Which makes the story my grandmother told me all the more mind blowing.

It was a couple of days before the publication of One Boy, No Water. I’d called her to wish her happy birthday and to find out how the party she’d hosted—champagne and cake—for friends in her retirement community turned out. Talk turned to the book. Ever mindful about manners and proper protocol, she asked if I had an acknowledgement section in the book.

“Yeah, Grammie, I do.”

“Well, did you remember to thank everyone? You didn’t write that book alone.”

“Yeah, I thanked my family for their support, Kamehameha Schools for my education, and people like Mary Kawena Pukui for their preservation of Hawaiian history and culture.”

“Oh, Aunty Mary! Good, you remembered her.”

Aunty Mary? “Grammie, I’m talking about Mary Kawena Pukui, the mother of the Hawaiian Renaissance.”

“Yeah, Aunty Mary! After school, we used to go to Bishop Museum and run up and down the stairs and take all the covers off the displays and she’d chase us around the halls and finally call the police station (Grammie’s father was with the HPD) and say, ‘George! Your kids are driving me nuts! Come get them!’ Oh, we loved to tease Aunty Mary! She and my Dad were good friends. She used to come to our house often.”

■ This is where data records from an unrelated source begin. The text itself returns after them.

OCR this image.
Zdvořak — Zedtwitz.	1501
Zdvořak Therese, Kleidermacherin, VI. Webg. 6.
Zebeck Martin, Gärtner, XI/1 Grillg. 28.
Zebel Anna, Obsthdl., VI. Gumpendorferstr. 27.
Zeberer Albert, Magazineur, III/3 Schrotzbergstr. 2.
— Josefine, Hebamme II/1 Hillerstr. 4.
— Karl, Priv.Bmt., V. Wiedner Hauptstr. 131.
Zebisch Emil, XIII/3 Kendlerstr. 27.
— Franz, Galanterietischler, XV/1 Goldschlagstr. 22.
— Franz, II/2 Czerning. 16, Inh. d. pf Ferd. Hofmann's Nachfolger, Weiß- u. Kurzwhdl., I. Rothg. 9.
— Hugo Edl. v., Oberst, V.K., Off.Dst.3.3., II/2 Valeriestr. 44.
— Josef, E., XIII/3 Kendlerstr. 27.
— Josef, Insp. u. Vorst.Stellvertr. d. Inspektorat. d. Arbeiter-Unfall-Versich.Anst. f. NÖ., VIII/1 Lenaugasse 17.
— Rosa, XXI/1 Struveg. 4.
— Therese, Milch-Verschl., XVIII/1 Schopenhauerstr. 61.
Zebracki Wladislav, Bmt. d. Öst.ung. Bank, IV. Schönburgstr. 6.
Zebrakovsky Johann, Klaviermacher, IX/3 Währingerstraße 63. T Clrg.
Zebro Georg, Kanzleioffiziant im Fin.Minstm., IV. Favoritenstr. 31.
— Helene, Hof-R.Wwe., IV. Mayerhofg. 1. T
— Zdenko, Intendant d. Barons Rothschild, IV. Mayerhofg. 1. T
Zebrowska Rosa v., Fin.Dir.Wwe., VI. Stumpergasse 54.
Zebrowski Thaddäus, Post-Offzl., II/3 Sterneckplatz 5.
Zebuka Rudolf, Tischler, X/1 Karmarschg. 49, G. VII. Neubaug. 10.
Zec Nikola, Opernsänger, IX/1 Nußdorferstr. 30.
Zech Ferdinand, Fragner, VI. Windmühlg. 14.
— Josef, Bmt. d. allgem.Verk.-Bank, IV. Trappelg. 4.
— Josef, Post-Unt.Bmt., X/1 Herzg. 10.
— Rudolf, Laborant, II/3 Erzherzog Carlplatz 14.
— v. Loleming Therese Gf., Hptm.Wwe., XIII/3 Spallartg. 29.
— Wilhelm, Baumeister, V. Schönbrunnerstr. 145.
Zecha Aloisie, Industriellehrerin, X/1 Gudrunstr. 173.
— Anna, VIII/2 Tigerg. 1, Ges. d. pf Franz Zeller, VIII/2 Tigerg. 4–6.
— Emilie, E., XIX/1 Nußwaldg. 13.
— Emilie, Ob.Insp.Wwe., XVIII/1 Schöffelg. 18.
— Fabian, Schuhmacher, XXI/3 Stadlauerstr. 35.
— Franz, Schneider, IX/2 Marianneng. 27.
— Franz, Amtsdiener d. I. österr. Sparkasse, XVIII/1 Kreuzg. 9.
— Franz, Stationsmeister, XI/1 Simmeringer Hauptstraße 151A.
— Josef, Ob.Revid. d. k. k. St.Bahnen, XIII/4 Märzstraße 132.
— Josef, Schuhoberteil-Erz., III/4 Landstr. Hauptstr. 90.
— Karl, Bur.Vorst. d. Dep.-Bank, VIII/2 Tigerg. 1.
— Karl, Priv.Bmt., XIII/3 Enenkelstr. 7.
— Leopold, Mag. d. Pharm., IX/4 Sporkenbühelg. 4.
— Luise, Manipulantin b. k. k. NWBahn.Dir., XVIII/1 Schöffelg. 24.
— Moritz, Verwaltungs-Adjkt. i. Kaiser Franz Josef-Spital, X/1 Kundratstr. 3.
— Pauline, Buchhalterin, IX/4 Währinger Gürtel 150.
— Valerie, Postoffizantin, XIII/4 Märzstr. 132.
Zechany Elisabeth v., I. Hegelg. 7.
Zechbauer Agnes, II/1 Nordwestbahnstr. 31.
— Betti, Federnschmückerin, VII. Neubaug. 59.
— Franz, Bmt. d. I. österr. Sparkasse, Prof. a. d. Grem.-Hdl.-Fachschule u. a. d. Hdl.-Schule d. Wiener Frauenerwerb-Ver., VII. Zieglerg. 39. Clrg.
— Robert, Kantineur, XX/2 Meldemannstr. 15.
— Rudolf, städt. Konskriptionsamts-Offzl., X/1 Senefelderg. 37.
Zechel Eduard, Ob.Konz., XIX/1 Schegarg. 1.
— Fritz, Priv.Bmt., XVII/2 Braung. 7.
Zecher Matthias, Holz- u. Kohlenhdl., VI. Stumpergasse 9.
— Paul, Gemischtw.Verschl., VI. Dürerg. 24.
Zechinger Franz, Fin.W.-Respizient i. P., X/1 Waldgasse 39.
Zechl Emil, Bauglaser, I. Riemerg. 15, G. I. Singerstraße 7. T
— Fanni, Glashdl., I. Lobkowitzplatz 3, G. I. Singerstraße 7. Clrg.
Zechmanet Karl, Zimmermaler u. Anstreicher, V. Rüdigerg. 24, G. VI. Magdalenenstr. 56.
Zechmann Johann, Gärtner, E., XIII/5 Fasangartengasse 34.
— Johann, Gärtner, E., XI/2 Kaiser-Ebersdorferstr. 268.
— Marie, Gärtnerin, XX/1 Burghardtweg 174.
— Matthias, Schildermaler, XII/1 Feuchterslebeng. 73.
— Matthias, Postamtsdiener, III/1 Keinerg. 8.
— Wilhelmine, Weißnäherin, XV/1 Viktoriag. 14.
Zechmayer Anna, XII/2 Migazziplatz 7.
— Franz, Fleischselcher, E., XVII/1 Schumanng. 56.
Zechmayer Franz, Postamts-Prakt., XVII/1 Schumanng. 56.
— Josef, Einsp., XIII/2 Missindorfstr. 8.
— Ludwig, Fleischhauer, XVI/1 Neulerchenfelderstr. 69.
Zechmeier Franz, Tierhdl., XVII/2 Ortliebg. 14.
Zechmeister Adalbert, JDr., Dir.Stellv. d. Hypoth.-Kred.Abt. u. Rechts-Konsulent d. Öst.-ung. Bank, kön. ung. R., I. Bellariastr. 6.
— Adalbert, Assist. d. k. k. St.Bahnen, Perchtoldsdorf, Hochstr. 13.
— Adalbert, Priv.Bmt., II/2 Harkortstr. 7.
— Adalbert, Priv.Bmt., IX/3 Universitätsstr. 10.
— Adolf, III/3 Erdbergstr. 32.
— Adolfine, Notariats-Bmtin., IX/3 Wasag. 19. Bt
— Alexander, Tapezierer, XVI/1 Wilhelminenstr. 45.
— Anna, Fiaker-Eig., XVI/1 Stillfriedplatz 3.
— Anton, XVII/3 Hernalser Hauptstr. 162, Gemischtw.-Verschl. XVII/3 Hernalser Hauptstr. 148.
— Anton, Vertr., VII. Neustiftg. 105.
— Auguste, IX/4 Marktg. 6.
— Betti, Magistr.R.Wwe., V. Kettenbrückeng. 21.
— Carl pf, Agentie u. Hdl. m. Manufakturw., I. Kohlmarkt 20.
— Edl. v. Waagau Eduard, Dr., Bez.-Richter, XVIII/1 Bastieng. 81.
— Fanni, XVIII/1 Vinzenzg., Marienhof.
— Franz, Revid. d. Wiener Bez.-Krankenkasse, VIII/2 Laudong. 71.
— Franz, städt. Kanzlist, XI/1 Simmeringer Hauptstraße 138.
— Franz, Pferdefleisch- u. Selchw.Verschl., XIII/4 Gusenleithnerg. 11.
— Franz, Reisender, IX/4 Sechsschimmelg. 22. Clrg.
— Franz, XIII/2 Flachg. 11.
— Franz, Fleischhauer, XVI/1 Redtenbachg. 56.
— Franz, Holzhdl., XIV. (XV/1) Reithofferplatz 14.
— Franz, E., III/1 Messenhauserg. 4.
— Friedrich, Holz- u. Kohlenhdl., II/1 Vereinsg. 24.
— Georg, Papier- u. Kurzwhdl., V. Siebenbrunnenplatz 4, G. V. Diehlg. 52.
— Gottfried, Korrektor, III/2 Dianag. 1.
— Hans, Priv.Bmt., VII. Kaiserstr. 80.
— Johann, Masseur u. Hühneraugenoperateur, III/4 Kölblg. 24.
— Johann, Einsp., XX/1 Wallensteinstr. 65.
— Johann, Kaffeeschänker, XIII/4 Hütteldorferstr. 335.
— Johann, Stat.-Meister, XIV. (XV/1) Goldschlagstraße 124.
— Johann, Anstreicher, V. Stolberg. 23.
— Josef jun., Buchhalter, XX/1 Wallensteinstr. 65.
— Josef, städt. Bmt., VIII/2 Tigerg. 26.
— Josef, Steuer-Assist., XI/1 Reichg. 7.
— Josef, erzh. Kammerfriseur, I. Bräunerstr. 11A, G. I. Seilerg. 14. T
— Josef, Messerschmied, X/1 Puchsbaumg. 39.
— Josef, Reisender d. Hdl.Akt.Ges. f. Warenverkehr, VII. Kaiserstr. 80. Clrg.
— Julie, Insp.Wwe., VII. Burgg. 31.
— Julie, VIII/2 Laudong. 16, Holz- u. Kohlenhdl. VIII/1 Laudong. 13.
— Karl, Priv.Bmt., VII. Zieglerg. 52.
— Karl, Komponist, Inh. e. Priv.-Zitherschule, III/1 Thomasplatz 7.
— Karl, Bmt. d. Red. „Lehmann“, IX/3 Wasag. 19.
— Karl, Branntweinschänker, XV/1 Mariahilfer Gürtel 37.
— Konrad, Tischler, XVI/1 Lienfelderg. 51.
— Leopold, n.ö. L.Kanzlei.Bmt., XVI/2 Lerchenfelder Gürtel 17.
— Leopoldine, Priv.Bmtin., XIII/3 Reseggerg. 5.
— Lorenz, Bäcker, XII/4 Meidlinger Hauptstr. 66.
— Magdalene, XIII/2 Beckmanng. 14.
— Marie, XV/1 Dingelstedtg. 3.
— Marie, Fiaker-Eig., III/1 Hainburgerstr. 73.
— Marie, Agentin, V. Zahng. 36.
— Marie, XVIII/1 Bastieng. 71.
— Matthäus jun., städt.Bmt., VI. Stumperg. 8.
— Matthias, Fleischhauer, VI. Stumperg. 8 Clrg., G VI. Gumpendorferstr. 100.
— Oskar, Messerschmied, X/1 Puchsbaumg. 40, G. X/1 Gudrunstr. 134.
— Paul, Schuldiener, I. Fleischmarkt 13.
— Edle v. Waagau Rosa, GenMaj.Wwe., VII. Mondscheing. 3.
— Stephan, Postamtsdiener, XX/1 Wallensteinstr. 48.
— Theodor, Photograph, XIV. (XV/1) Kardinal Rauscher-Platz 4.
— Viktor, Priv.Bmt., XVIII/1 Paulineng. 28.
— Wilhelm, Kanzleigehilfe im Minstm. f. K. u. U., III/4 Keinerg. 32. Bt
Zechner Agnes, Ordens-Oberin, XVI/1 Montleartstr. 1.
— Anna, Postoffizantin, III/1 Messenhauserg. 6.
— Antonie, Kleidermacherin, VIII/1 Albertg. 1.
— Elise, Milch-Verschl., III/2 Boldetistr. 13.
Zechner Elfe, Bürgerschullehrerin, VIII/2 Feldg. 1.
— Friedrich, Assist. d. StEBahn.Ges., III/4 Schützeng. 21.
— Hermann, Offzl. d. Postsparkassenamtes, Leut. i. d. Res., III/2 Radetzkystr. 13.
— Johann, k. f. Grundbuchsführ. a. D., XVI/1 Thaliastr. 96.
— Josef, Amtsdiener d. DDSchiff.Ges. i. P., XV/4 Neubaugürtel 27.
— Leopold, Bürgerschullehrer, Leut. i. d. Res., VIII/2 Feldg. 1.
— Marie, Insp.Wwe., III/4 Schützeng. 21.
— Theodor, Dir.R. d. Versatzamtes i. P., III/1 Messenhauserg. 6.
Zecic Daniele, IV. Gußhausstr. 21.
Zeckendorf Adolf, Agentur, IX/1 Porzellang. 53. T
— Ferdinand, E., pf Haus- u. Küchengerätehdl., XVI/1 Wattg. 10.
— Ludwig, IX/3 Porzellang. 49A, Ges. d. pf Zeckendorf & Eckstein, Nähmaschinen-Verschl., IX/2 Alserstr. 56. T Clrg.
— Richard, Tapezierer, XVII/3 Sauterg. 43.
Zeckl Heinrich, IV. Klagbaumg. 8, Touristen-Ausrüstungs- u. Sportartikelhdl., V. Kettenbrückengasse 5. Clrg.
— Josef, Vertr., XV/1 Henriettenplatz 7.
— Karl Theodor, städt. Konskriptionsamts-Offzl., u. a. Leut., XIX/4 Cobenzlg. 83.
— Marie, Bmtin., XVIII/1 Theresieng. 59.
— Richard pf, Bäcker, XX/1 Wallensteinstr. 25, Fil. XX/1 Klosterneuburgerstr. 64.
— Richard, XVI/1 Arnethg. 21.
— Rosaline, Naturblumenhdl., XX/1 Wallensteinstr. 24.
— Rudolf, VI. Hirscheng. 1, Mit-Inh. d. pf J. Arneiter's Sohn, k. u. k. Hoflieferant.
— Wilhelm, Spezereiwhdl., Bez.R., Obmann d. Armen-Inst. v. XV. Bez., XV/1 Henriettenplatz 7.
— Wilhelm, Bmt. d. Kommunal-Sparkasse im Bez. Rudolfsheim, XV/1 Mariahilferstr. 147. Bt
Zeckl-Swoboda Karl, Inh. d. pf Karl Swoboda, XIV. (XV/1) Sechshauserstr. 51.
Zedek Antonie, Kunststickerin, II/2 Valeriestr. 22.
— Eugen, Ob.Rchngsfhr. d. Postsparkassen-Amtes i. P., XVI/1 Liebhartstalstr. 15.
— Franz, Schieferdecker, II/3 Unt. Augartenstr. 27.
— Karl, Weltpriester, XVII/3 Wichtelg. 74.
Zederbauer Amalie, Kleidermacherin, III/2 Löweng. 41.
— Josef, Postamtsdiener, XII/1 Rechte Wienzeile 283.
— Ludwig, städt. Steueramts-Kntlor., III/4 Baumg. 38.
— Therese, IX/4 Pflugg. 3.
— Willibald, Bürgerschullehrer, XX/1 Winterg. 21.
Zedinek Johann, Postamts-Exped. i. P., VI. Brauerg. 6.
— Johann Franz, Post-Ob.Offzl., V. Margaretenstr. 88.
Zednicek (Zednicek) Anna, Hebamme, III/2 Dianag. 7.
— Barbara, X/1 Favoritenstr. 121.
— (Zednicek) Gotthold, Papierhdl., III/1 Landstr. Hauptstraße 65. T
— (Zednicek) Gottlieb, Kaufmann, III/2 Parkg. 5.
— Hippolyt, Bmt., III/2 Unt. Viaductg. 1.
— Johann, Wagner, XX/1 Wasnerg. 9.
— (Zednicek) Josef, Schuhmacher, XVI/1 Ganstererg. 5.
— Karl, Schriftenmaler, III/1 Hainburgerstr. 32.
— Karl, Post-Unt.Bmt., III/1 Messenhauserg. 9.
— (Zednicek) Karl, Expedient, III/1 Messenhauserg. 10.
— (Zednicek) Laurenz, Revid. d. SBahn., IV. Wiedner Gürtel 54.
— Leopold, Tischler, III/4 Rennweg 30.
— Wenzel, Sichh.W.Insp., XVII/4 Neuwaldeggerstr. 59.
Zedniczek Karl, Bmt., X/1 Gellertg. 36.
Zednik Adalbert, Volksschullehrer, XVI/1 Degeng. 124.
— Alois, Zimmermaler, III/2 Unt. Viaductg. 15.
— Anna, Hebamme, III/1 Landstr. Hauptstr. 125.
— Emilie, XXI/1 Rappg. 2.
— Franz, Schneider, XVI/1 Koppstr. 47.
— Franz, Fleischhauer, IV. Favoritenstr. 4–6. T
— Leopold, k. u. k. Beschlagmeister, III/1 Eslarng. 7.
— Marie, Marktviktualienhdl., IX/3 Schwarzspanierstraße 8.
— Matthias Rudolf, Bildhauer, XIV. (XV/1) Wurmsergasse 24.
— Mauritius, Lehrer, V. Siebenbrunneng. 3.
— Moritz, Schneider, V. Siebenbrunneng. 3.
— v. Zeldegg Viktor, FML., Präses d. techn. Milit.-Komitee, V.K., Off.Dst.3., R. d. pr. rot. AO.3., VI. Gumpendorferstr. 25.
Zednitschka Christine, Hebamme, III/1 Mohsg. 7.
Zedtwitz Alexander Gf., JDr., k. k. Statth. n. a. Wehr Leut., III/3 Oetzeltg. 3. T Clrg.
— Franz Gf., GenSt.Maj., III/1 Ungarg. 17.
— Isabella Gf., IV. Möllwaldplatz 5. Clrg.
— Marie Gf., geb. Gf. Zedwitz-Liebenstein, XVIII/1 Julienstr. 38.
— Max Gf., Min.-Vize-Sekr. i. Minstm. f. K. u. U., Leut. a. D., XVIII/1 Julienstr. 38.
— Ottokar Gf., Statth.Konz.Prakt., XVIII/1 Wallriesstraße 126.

And my mouth is on the floor and I start to think about it and realize that her family home in Kalihi was a block or two from Bishop Museum and my Grammie isn’t joking. She kept telling me stories and I couldn’t wrap my head around the idea that the woman who wrote at least 20 books on my shelves about Hawaiian history and culture was Aunty Mary to my grandmother!

Blows my mind almost as much as the idea of Grammie and her siblings playing hide and go seek in Bishop Museum’s hallowed halls after school!

On Saturday, November 17, 2012, at the Layton Barnes & Noble, Na Keiki Ka Ua Kilihune Hula Halau performed at my book signing for One Boy, No Water.

After a welcoming oli, Kumu Hula Barcarse taught us about the Hawaiian alphabet through a song and hula I learned when I was their age! These talented kids performed using kala’au (wooden sticks) and niu (coconut shells) and chanted and sang as they danced. One of the crowd favorites was a lively Samoan dance accompanied by Kumu’s ‘ukulele. For some of the kids, at four years old, it was their first ever performance. (Special aloha goes out to the Dads who performed with their kids. You guys get my vote for Father of the Year.)

Too bad Aunty was so busy watching na keiki, she only got a few photos!

Mahalo nui loa to Kumu Barcarse and the youngest members of his dance school for their gift of hula, oli, and mele. They brought a lot of warm aloha to wintery Utah!